Placée sous les auspices de la Direction Générale de la Santé une étude réalisée entre 1993 et 1996, dirigée par le docteur Claude Balier, conclue qu’au moins 15% des agresseurs sexuels doivent être exclus de toute procédure de relation de soins : leurs « défaillances de mentalisation », d’autocensure de leurs pulsions, leur « folie », étant d’ordre purement psychiatrique, ils ne relèvent plus de l’autorité pénitentiaire. Pour les autres, prévoir d’instaurer un protocole de suivi curatif n’est plausible, comme le rappelle avec force le docteur Evry Archer, président de l’Association des psychiatres exerçant en prison, qu’avec « leur consentement aux soins, préalable absolu à toute relation thérapeutique ».
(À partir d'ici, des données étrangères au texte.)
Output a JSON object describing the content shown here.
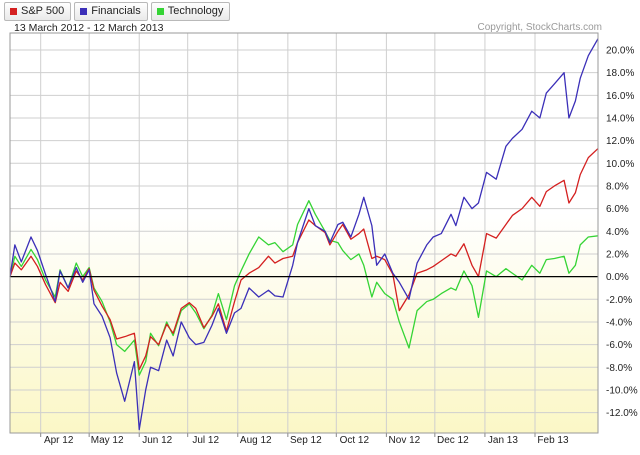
{
  "legend": [
    {
      "label": "S&P 500",
      "color": "#d42020"
    },
    {
      "label": "Financials",
      "color": "#3b2fb8"
    },
    {
      "label": "Technology",
      "color": "#35d435"
    }
  ],
  "subtitle": "13 March 2012 - 12 March 2013",
  "copyright": "Copyright, StockCharts.com",
  "chart_data": {
    "type": "line",
    "xlim": [
      "2012-03-13",
      "2013-03-12"
    ],
    "ylim": [
      -13.8,
      21.5
    ],
    "x_ticks": [
      {
        "label": "Apr 12",
        "date": "2012-04-01"
      },
      {
        "label": "May 12",
        "date": "2012-05-01"
      },
      {
        "label": "Jun 12",
        "date": "2012-06-01"
      },
      {
        "label": "Jul 12",
        "date": "2012-07-01"
      },
      {
        "label": "Aug 12",
        "date": "2012-08-01"
      },
      {
        "label": "Sep 12",
        "date": "2012-09-01"
      },
      {
        "label": "Oct 12",
        "date": "2012-10-01"
      },
      {
        "label": "Nov 12",
        "date": "2012-11-01"
      },
      {
        "label": "Dec 12",
        "date": "2012-12-01"
      },
      {
        "label": "Jan 13",
        "date": "2013-01-01"
      },
      {
        "label": "Feb 13",
        "date": "2013-02-01"
      }
    ],
    "y_ticks": [
      {
        "label": "20.0%",
        "value": 20
      },
      {
        "label": "18.0%",
        "value": 18
      },
      {
        "label": "16.0%",
        "value": 16
      },
      {
        "label": "14.0%",
        "value": 14
      },
      {
        "label": "12.0%",
        "value": 12
      },
      {
        "label": "10.0%",
        "value": 10
      },
      {
        "label": "8.0%",
        "value": 8
      },
      {
        "label": "6.0%",
        "value": 6
      },
      {
        "label": "4.0%",
        "value": 4
      },
      {
        "label": "2.0%",
        "value": 2
      },
      {
        "label": "0.0%",
        "value": 0
      },
      {
        "label": "-2.0%",
        "value": -2
      },
      {
        "label": "-4.0%",
        "value": -4
      },
      {
        "label": "-6.0%",
        "value": -6
      },
      {
        "label": "-8.0%",
        "value": -8
      },
      {
        "label": "-10.0%",
        "value": -10
      },
      {
        "label": "-12.0%",
        "value": -12
      }
    ],
    "grid": true,
    "background": {
      "top": "#ffffff",
      "bottom": "#fbf7c6"
    },
    "series": [
      {
        "name": "S&P 500",
        "color": "#d42020",
        "points": [
          [
            "2012-03-13",
            0
          ],
          [
            "2012-03-16",
            1.2
          ],
          [
            "2012-03-20",
            0.6
          ],
          [
            "2012-03-26",
            1.8
          ],
          [
            "2012-03-30",
            0.9
          ],
          [
            "2012-04-04",
            -0.7
          ],
          [
            "2012-04-10",
            -2.3
          ],
          [
            "2012-04-13",
            -0.5
          ],
          [
            "2012-04-18",
            -1.3
          ],
          [
            "2012-04-23",
            0.5
          ],
          [
            "2012-04-27",
            -0.3
          ],
          [
            "2012-05-01",
            0.7
          ],
          [
            "2012-05-04",
            -1.2
          ],
          [
            "2012-05-09",
            -2.6
          ],
          [
            "2012-05-14",
            -3.8
          ],
          [
            "2012-05-18",
            -5.5
          ],
          [
            "2012-05-23",
            -5.3
          ],
          [
            "2012-05-29",
            -5.0
          ],
          [
            "2012-06-01",
            -8.2
          ],
          [
            "2012-06-05",
            -7.0
          ],
          [
            "2012-06-08",
            -5.3
          ],
          [
            "2012-06-13",
            -6.0
          ],
          [
            "2012-06-18",
            -4.2
          ],
          [
            "2012-06-22",
            -5.0
          ],
          [
            "2012-06-27",
            -2.8
          ],
          [
            "2012-07-02",
            -2.3
          ],
          [
            "2012-07-06",
            -2.8
          ],
          [
            "2012-07-11",
            -4.5
          ],
          [
            "2012-07-16",
            -3.5
          ],
          [
            "2012-07-20",
            -2.4
          ],
          [
            "2012-07-25",
            -4.8
          ],
          [
            "2012-07-30",
            -2.2
          ],
          [
            "2012-08-03",
            -0.3
          ],
          [
            "2012-08-08",
            0.3
          ],
          [
            "2012-08-14",
            0.8
          ],
          [
            "2012-08-20",
            1.8
          ],
          [
            "2012-08-24",
            1.2
          ],
          [
            "2012-08-29",
            1.6
          ],
          [
            "2012-09-04",
            1.8
          ],
          [
            "2012-09-07",
            3.0
          ],
          [
            "2012-09-14",
            5.0
          ],
          [
            "2012-09-18",
            4.5
          ],
          [
            "2012-09-24",
            3.9
          ],
          [
            "2012-09-27",
            2.8
          ],
          [
            "2012-10-02",
            4.0
          ],
          [
            "2012-10-05",
            4.6
          ],
          [
            "2012-10-10",
            3.3
          ],
          [
            "2012-10-15",
            3.8
          ],
          [
            "2012-10-18",
            4.2
          ],
          [
            "2012-10-23",
            1.6
          ],
          [
            "2012-10-26",
            1.8
          ],
          [
            "2012-10-31",
            1.5
          ],
          [
            "2012-11-05",
            0.2
          ],
          [
            "2012-11-09",
            -3.0
          ],
          [
            "2012-11-15",
            -1.6
          ],
          [
            "2012-11-20",
            0.3
          ],
          [
            "2012-11-26",
            0.6
          ],
          [
            "2012-11-30",
            0.9
          ],
          [
            "2012-12-05",
            1.4
          ],
          [
            "2012-12-11",
            2.0
          ],
          [
            "2012-12-14",
            1.8
          ],
          [
            "2012-12-19",
            2.9
          ],
          [
            "2012-12-24",
            1.0
          ],
          [
            "2012-12-28",
            0.0
          ],
          [
            "2013-01-02",
            3.8
          ],
          [
            "2013-01-08",
            3.4
          ],
          [
            "2013-01-14",
            4.6
          ],
          [
            "2013-01-18",
            5.4
          ],
          [
            "2013-01-24",
            6.0
          ],
          [
            "2013-01-30",
            7.0
          ],
          [
            "2013-02-04",
            6.2
          ],
          [
            "2013-02-08",
            7.5
          ],
          [
            "2013-02-13",
            8.0
          ],
          [
            "2013-02-19",
            8.5
          ],
          [
            "2013-02-22",
            6.5
          ],
          [
            "2013-02-26",
            7.4
          ],
          [
            "2013-03-01",
            9.0
          ],
          [
            "2013-03-06",
            10.5
          ],
          [
            "2013-03-12",
            11.3
          ]
        ]
      },
      {
        "name": "Financials",
        "color": "#3b2fb8",
        "points": [
          [
            "2012-03-13",
            0
          ],
          [
            "2012-03-16",
            2.8
          ],
          [
            "2012-03-20",
            1.3
          ],
          [
            "2012-03-26",
            3.5
          ],
          [
            "2012-03-30",
            2.3
          ],
          [
            "2012-04-04",
            0.2
          ],
          [
            "2012-04-10",
            -2.2
          ],
          [
            "2012-04-13",
            0.5
          ],
          [
            "2012-04-18",
            -1.0
          ],
          [
            "2012-04-23",
            0.8
          ],
          [
            "2012-04-27",
            -0.5
          ],
          [
            "2012-05-01",
            0.6
          ],
          [
            "2012-05-04",
            -2.4
          ],
          [
            "2012-05-09",
            -3.5
          ],
          [
            "2012-05-14",
            -5.4
          ],
          [
            "2012-05-18",
            -8.5
          ],
          [
            "2012-05-23",
            -11.0
          ],
          [
            "2012-05-29",
            -7.5
          ],
          [
            "2012-06-01",
            -13.5
          ],
          [
            "2012-06-05",
            -10.0
          ],
          [
            "2012-06-08",
            -8.0
          ],
          [
            "2012-06-13",
            -8.3
          ],
          [
            "2012-06-18",
            -5.6
          ],
          [
            "2012-06-22",
            -7.0
          ],
          [
            "2012-06-27",
            -4.0
          ],
          [
            "2012-07-02",
            -5.4
          ],
          [
            "2012-07-06",
            -6.0
          ],
          [
            "2012-07-11",
            -5.8
          ],
          [
            "2012-07-16",
            -4.3
          ],
          [
            "2012-07-20",
            -2.8
          ],
          [
            "2012-07-25",
            -5.0
          ],
          [
            "2012-07-30",
            -3.2
          ],
          [
            "2012-08-03",
            -2.8
          ],
          [
            "2012-08-08",
            -1.0
          ],
          [
            "2012-08-14",
            -1.8
          ],
          [
            "2012-08-20",
            -1.2
          ],
          [
            "2012-08-24",
            -1.7
          ],
          [
            "2012-08-29",
            -1.8
          ],
          [
            "2012-09-04",
            1.0
          ],
          [
            "2012-09-07",
            3.0
          ],
          [
            "2012-09-14",
            6.0
          ],
          [
            "2012-09-18",
            4.5
          ],
          [
            "2012-09-24",
            4.0
          ],
          [
            "2012-09-27",
            3.0
          ],
          [
            "2012-10-02",
            4.6
          ],
          [
            "2012-10-05",
            4.8
          ],
          [
            "2012-10-10",
            3.5
          ],
          [
            "2012-10-15",
            5.5
          ],
          [
            "2012-10-18",
            7.0
          ],
          [
            "2012-10-23",
            4.5
          ],
          [
            "2012-10-26",
            1.0
          ],
          [
            "2012-10-31",
            2.0
          ],
          [
            "2012-11-05",
            0.3
          ],
          [
            "2012-11-09",
            -0.5
          ],
          [
            "2012-11-15",
            -2.0
          ],
          [
            "2012-11-20",
            1.2
          ],
          [
            "2012-11-26",
            2.8
          ],
          [
            "2012-11-30",
            3.5
          ],
          [
            "2012-12-05",
            3.8
          ],
          [
            "2012-12-11",
            5.5
          ],
          [
            "2012-12-14",
            4.5
          ],
          [
            "2012-12-19",
            7.0
          ],
          [
            "2012-12-24",
            6.0
          ],
          [
            "2012-12-28",
            6.5
          ],
          [
            "2013-01-02",
            9.2
          ],
          [
            "2013-01-08",
            8.6
          ],
          [
            "2013-01-14",
            11.5
          ],
          [
            "2013-01-18",
            12.2
          ],
          [
            "2013-01-24",
            13.0
          ],
          [
            "2013-01-30",
            14.6
          ],
          [
            "2013-02-04",
            14.0
          ],
          [
            "2013-02-08",
            16.2
          ],
          [
            "2013-02-13",
            17.0
          ],
          [
            "2013-02-19",
            18.0
          ],
          [
            "2013-02-22",
            14.0
          ],
          [
            "2013-02-26",
            15.5
          ],
          [
            "2013-03-01",
            17.5
          ],
          [
            "2013-03-06",
            19.5
          ],
          [
            "2013-03-12",
            21.0
          ]
        ]
      },
      {
        "name": "Technology",
        "color": "#35d435",
        "points": [
          [
            "2012-03-13",
            0
          ],
          [
            "2012-03-16",
            1.8
          ],
          [
            "2012-03-20",
            0.9
          ],
          [
            "2012-03-26",
            2.4
          ],
          [
            "2012-03-30",
            1.5
          ],
          [
            "2012-04-04",
            -0.3
          ],
          [
            "2012-04-10",
            -1.8
          ],
          [
            "2012-04-13",
            0.6
          ],
          [
            "2012-04-18",
            -1.0
          ],
          [
            "2012-04-23",
            1.2
          ],
          [
            "2012-04-27",
            0.0
          ],
          [
            "2012-05-01",
            0.8
          ],
          [
            "2012-05-04",
            -1.0
          ],
          [
            "2012-05-09",
            -2.2
          ],
          [
            "2012-05-14",
            -4.0
          ],
          [
            "2012-05-18",
            -6.0
          ],
          [
            "2012-05-23",
            -6.6
          ],
          [
            "2012-05-29",
            -5.6
          ],
          [
            "2012-06-01",
            -8.7
          ],
          [
            "2012-06-05",
            -7.5
          ],
          [
            "2012-06-08",
            -5.0
          ],
          [
            "2012-06-13",
            -6.1
          ],
          [
            "2012-06-18",
            -4.0
          ],
          [
            "2012-06-22",
            -5.2
          ],
          [
            "2012-06-27",
            -3.0
          ],
          [
            "2012-07-02",
            -2.4
          ],
          [
            "2012-07-06",
            -3.2
          ],
          [
            "2012-07-11",
            -4.6
          ],
          [
            "2012-07-16",
            -3.4
          ],
          [
            "2012-07-20",
            -1.5
          ],
          [
            "2012-07-25",
            -3.8
          ],
          [
            "2012-07-30",
            -0.8
          ],
          [
            "2012-08-03",
            0.5
          ],
          [
            "2012-08-08",
            2.0
          ],
          [
            "2012-08-14",
            3.5
          ],
          [
            "2012-08-20",
            2.8
          ],
          [
            "2012-08-24",
            3.0
          ],
          [
            "2012-08-29",
            2.2
          ],
          [
            "2012-09-04",
            2.8
          ],
          [
            "2012-09-07",
            4.6
          ],
          [
            "2012-09-14",
            6.7
          ],
          [
            "2012-09-18",
            5.5
          ],
          [
            "2012-09-24",
            4.0
          ],
          [
            "2012-09-27",
            3.2
          ],
          [
            "2012-10-02",
            3.0
          ],
          [
            "2012-10-05",
            2.3
          ],
          [
            "2012-10-10",
            1.5
          ],
          [
            "2012-10-15",
            2.0
          ],
          [
            "2012-10-18",
            1.0
          ],
          [
            "2012-10-23",
            -1.8
          ],
          [
            "2012-10-26",
            -0.5
          ],
          [
            "2012-10-31",
            -1.5
          ],
          [
            "2012-11-05",
            -2.0
          ],
          [
            "2012-11-09",
            -4.0
          ],
          [
            "2012-11-15",
            -6.3
          ],
          [
            "2012-11-20",
            -3.0
          ],
          [
            "2012-11-26",
            -2.2
          ],
          [
            "2012-11-30",
            -2.0
          ],
          [
            "2012-12-05",
            -1.5
          ],
          [
            "2012-12-11",
            -1.0
          ],
          [
            "2012-12-14",
            -1.2
          ],
          [
            "2012-12-19",
            0.5
          ],
          [
            "2012-12-24",
            -0.8
          ],
          [
            "2012-12-28",
            -3.6
          ],
          [
            "2013-01-02",
            0.5
          ],
          [
            "2013-01-08",
            0.0
          ],
          [
            "2013-01-14",
            0.7
          ],
          [
            "2013-01-18",
            0.3
          ],
          [
            "2013-01-24",
            -0.3
          ],
          [
            "2013-01-30",
            1.0
          ],
          [
            "2013-02-04",
            0.3
          ],
          [
            "2013-02-08",
            1.5
          ],
          [
            "2013-02-13",
            1.6
          ],
          [
            "2013-02-19",
            1.8
          ],
          [
            "2013-02-22",
            0.3
          ],
          [
            "2013-02-26",
            1.0
          ],
          [
            "2013-03-01",
            2.8
          ],
          [
            "2013-03-06",
            3.5
          ],
          [
            "2013-03-12",
            3.6
          ]
        ]
      }
    ]
  }
}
Les mises en demeure de traitements invalidants à l’encontre de sujets en bonne santé sont par conséquent anticonstitutionnelles.
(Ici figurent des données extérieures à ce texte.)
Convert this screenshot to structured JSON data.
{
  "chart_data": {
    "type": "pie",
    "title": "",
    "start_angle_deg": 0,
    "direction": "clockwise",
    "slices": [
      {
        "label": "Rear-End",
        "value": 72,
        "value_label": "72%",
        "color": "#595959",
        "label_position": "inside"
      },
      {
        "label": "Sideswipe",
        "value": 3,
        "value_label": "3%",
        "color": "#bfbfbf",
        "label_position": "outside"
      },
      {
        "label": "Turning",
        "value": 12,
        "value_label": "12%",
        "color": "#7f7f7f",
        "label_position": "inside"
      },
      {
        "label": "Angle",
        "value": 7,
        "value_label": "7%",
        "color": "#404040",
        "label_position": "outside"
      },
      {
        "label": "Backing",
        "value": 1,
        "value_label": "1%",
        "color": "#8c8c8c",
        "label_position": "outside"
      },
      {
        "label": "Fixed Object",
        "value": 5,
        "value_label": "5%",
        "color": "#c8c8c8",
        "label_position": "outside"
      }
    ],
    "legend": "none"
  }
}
Mais de quoi parlons-nous ? De criminalité, de violence, d’instinct « premier » certes, mais aussi… d’érotisme et de sentiments, même s’ils ont trahi leur « humanitude » ! L’actualité récente l’atteste avec cynisme : l’émoi que suscite dans l’opinion la prescription d’un aphrodisiaque en milieu carcéral signale en réalité l’impréparation des professionnels à aborder la sexualité. Le Viagra, un « ascenseur pour l’échafaud » ? Tout au plus un acompte sur le prix du plaisir… La troisième faille du système est d’ordre académique et non plus structurel ou idéologique, elle peut donc être comblée et bouleverser la donne actuelle. Combien de temps encore faudra-t-il tolérer que le savoir sexologique des psychiatres et des psychologues demeure aussi insignifiant.
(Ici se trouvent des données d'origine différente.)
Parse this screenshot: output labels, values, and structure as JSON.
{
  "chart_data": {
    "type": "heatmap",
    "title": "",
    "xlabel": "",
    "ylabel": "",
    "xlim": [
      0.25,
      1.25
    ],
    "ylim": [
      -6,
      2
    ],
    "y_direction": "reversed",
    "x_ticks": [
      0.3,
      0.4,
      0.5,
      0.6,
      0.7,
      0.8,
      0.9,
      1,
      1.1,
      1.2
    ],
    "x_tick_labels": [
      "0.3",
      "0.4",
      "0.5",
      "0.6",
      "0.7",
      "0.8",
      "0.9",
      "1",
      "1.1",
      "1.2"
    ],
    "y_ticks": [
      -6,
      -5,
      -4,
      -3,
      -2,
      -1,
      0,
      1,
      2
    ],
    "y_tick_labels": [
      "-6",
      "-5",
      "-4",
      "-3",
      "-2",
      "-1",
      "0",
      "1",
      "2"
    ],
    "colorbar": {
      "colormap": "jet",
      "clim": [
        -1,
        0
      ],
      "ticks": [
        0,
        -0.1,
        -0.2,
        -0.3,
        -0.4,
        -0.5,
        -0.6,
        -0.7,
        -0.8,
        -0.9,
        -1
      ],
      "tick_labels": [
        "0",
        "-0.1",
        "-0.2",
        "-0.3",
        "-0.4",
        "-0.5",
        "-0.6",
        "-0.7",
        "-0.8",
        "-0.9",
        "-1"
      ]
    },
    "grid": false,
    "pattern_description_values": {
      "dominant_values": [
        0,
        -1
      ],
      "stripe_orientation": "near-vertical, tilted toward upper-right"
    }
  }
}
La formation postuniversitaire en sexologie est indispensable. Par défaut d’ouverture sur les sciences du comportement sexuel les expertises sont appauvries. En faisant l’impasse sur le thème tabou de la jouissance les évaluations pronostiques sont miniaturisées. Or, il s’agit bien là du rouage central du processus criminogène. Qu’il soit convoité, fantasmé, récusé, invincible, ou apaisant, l’orgasme est l’horizon du passage à l’acte. La fonction érotique est démesurée chez tout auteur de sexualité illicite. Hors normes ne signifie pas hors-jeu social et relationnel : le portrait-robot du pervers est un leurre. La représentation minimaliste de la sexualité humaine s’est considérablement aggravée depuis 1998 avec l’intrusion de l’industrie pharmaceutique dans le champ de l’intimité : nous devons à la simplification mercantile de ses messages publicitaires la vulgarisation d’un concept de « santé sexuelle » qui nie la question du plaisir et de ses valeurs. Dans un but opposé, sans étayage sexologique, sans renfort thérapeutique pluridisciplinaire, les injonctions de castration médicamenteuse ne peuvent avoir la portée qu’on leur assigne, mais risquent de n’être qu’une réplique répressive d’un même mode de pensée vétérinaire de la sexualité humaine.